Ich scheine genauso verloren in meinen durcheinander geratenen Gedankengängen zu sein, wie ich in ihm verloren bin.

Gott, wieso kann nicht einfach jemand durch dieses Fenster springen und die komplette Wahrheit sagen? Mir Klarheit verschaffen und mir sagen, was ich tun soll. Ich will endlich komplett glücklich sein. Mit ihm. So wie wir es früher waren und es für die Zukunft planten.

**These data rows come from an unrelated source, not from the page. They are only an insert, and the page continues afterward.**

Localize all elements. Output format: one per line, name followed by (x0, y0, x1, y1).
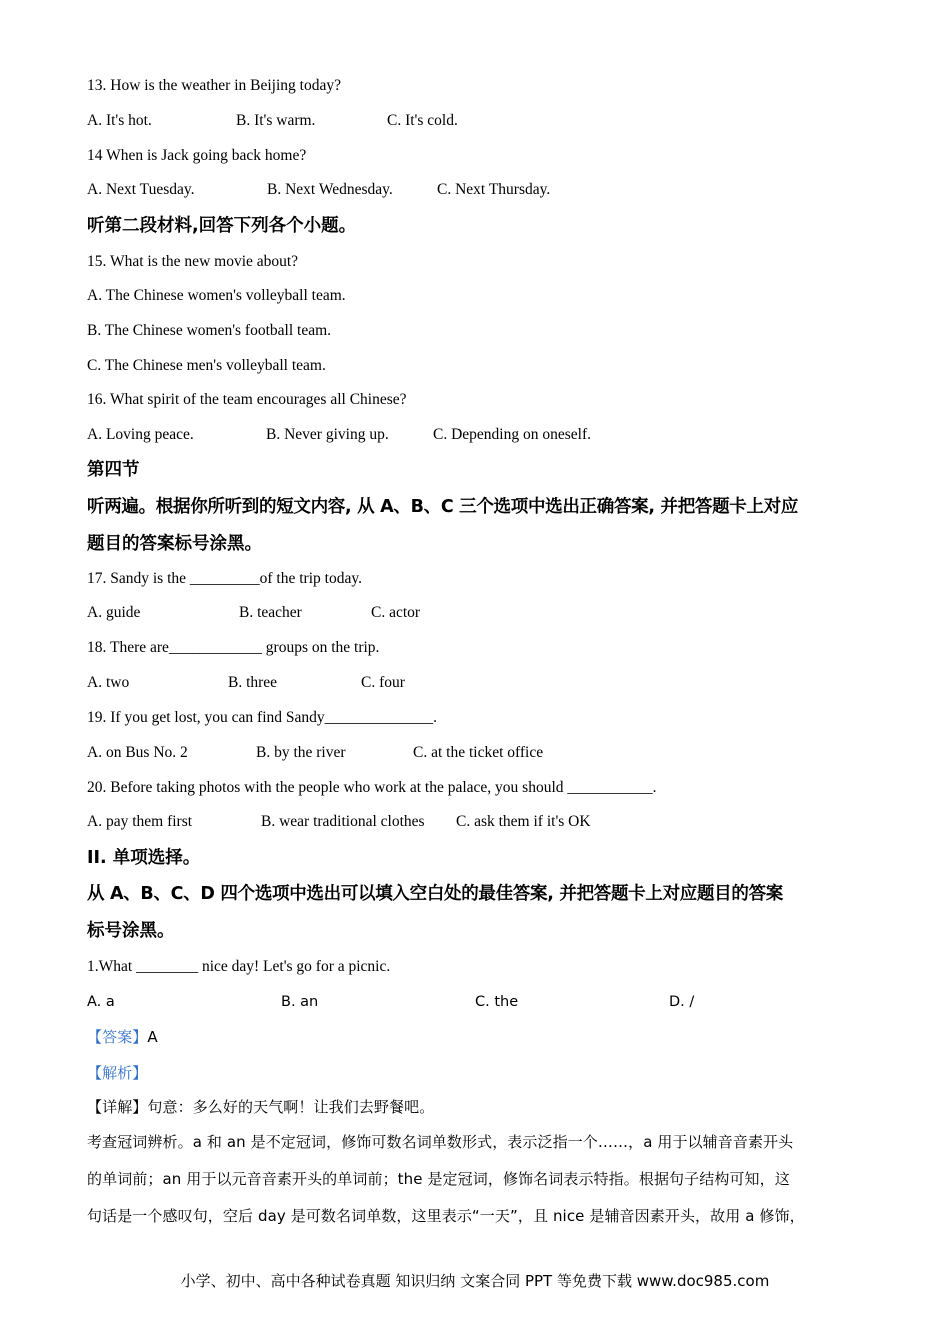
question-15-option-c: C. The Chinese men's volleyball team. (87, 357, 326, 374)
question-17-stem: 17. Sandy is the _________of the trip today. (87, 570, 362, 587)
mc-question-1-stem: 1.What ________ nice day! Let's go for a picnic. (87, 958, 391, 975)
part-4-instruction-line-2: 题目的答案标号涂黑。 (87, 534, 262, 554)
question-18-option-a: A. two (87, 674, 130, 691)
question-14-stem: 14 When is Jack going back home? (87, 147, 307, 164)
question-15-option-b: B. The Chinese women's football team. (87, 322, 332, 339)
question-16-option-b: B. Never giving up. (266, 426, 389, 443)
question-18-option-c: C. four (361, 674, 405, 691)
analysis-paragraph-line-3: 句话是一个感叹句，空后 day 是可数名词单数，这里表示“一天”，且 nice 是辅音因素开头，故用 a 修饰， (87, 1207, 805, 1225)
question-20-option-a: A. pay them first (87, 813, 193, 830)
part-2-title: II. 单项选择。 (87, 848, 201, 868)
question-19-stem: 19. If you get lost, you can find Sandy______________. (87, 709, 438, 726)
question-13-stem: 13. How is the weather in Beijing today? (87, 77, 341, 94)
part-4-instruction-line-1: 听两遍。根据你所听到的短文内容, 从 A、B、C 三个选项中选出正确答案, 并把答题卡上对应 (87, 497, 799, 517)
question-17-option-a: A. guide (87, 604, 141, 621)
question-16-option-c: C. Depending on oneself. (433, 426, 591, 443)
part-2-instruction-line-1: 从 A、B、C、D 四个选项中选出可以填入空白处的最佳答案, 并把答题卡上对应题目的答案 (87, 884, 783, 904)
question-15-stem: 15. What is the new movie about? (87, 253, 299, 270)
mc-question-1-option-d: D. / (669, 994, 695, 1010)
page-footer: 小学、初中、高中各种试卷真题 知识归纳 文案合同 PPT 等免费下载 www.doc985.com (180, 1272, 770, 1290)
question-16-option-a: A. Loving peace. (87, 426, 194, 443)
mc-question-1-option-a: A. a (87, 994, 115, 1010)
question-20-option-c: C. ask them if it's OK (456, 813, 591, 830)
analysis-paragraph-line-2: 的单词前；an 用于以元音音素开头的单词前；the 是定冠词，修饰名词表示特指。根据句子结构可知，这 (87, 1170, 790, 1188)
question-20-stem: 20. Before taking photos with the people who work at the palace, you should ___________. (87, 779, 657, 796)
answer-line (87, 1027, 158, 1047)
section-2-heading: 听第二段材料,回答下列各个小题。 (87, 216, 357, 236)
analysis-detail: 【详解】句意：多么好的天气啊！让我们去野餐吧。 (87, 1098, 435, 1116)
question-20-option-b: B. wear traditional clothes (261, 813, 425, 830)
question-15-option-a: A. The Chinese women's volleyball team. (87, 287, 346, 304)
answer-value: A (147, 1028, 158, 1046)
question-19-option-c: C. at the ticket office (413, 744, 544, 761)
question-19-option-a: A. on Bus No. 2 (87, 744, 188, 761)
question-16-stem: 16. What spirit of the team encourages all Chinese? (87, 391, 407, 408)
question-18-stem: 18. There are____________ groups on the trip. (87, 639, 380, 656)
mc-question-1-option-c: C. the (475, 994, 519, 1010)
question-13-option-b: B. It's warm. (236, 112, 316, 129)
question-19-option-b: B. by the river (256, 744, 346, 761)
question-18-option-b: B. three (228, 674, 278, 691)
question-17-option-b: B. teacher (239, 604, 302, 621)
analysis-label: 【解析】 (87, 1064, 148, 1082)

Zayn lässt sich erschöpft von unseren ständigen Diskussionen über Richtig und Falsch auf die Couch fallen und sieht mir beim Packen zu. Doch eigentlich starre ich nur auf die Kleider und wünschte, ich müsste das jetzt nicht tun. Ich würde gerne nochmal in die Zeit zurück springen und alles von vorne erleben.

„Hey, Ly", flüstert Zayn und holt mich aus meinem deprimierenden Denkinhalt.

Ich sehe trostlos zu ihm.

Er deutet auf das offene Fenster.

Ich sehe zum Fenster.

Ein hellblauer Schmetterling fliegt durch den Fensterrahmen, flattert geradewegs ins Wohnzimmer.